Nuit Blanche might seem like a distant memory already, particularly for those who've spent the last 48 hours recovering from the all-night affair, but if you've seen all the stunning photos from this year's event and are sad that you you chose to stay home, there's still hope!

This year's most popular exhibitions are still on display. Director X's Death of the Sun, Floria Sigismondi's mesmerizing Pneuma, and Philip Beesley's Ocean will remain at City Hall until October 10. There hasn't been much attention given to this extended programming, which is down from year's past, but it's actually an amazing chance to see the work without the massive crowds of the big night.
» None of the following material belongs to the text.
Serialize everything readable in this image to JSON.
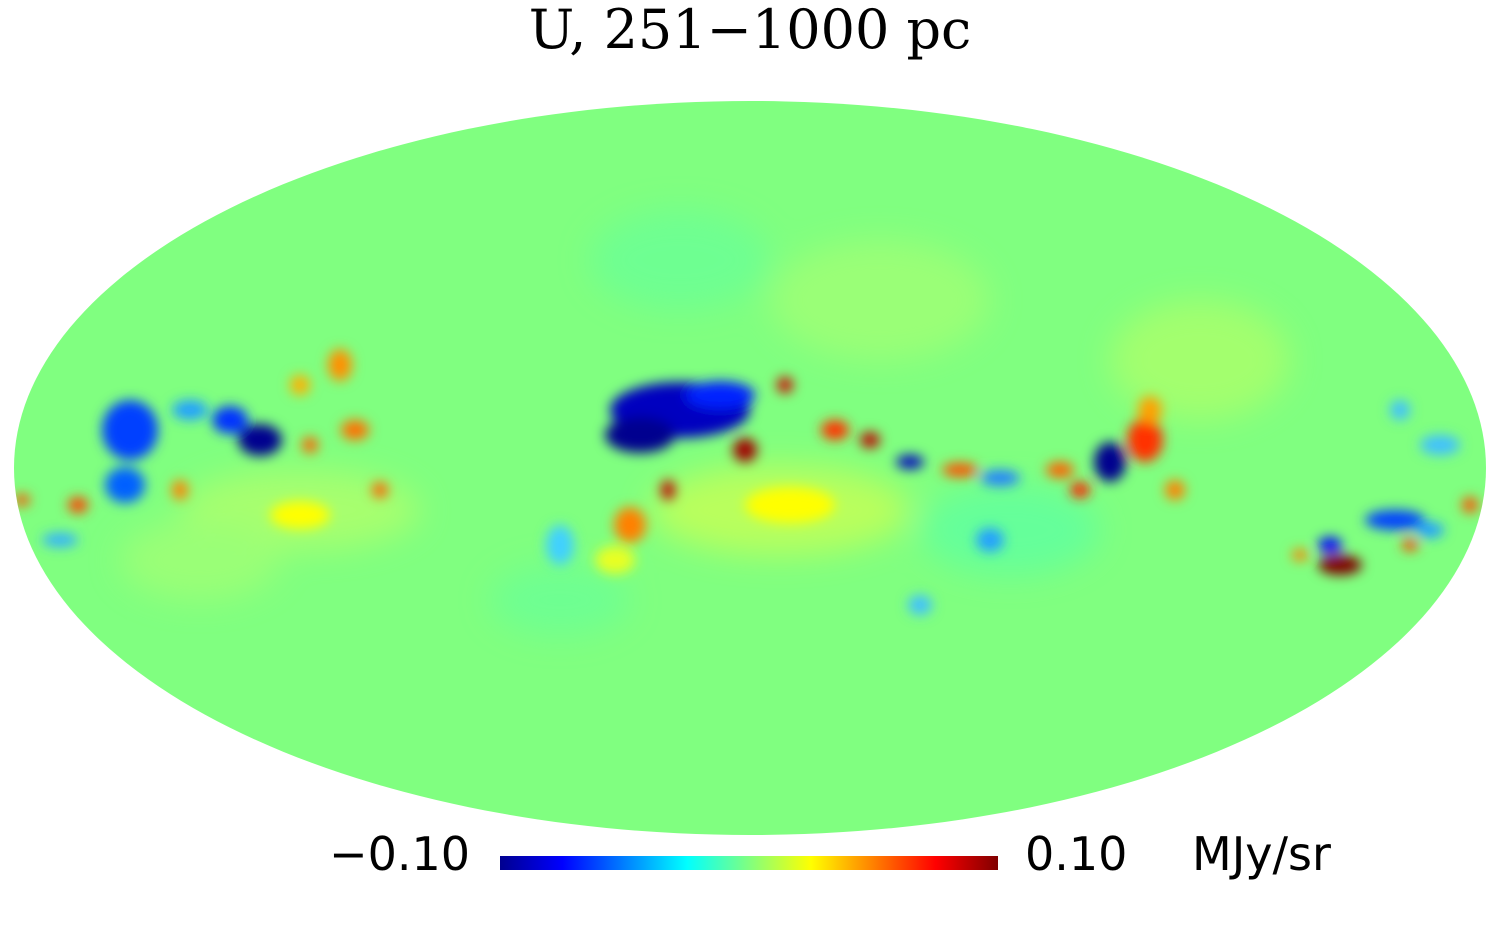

Yesterday evening, for instance, a crowd of about 100 people took in the theatrics around Nathan Phillips Square. It was a cinch to get perfect viewing angles and to zone out and take it all in.


The Nuit Blanche website has more.

On Saturday, October 8, come bask in the Sun with Director X from 7 pm to midnight at his #nbTO16 project Death of the Sun. This is a special opportunity to meet the artist behind this monumental project! Speak to him direct to find out more about his very personal project and get a selfie.

Schedule:

Friday, October 7: 7 pm to midnight
Saturday, October 8: 7 pm to 2 am
Sunday, October 9: 10:30 pm to 2 am
Monday, October 10: 7 pm* to midnight


Guess what I'll be doing tomorrow night?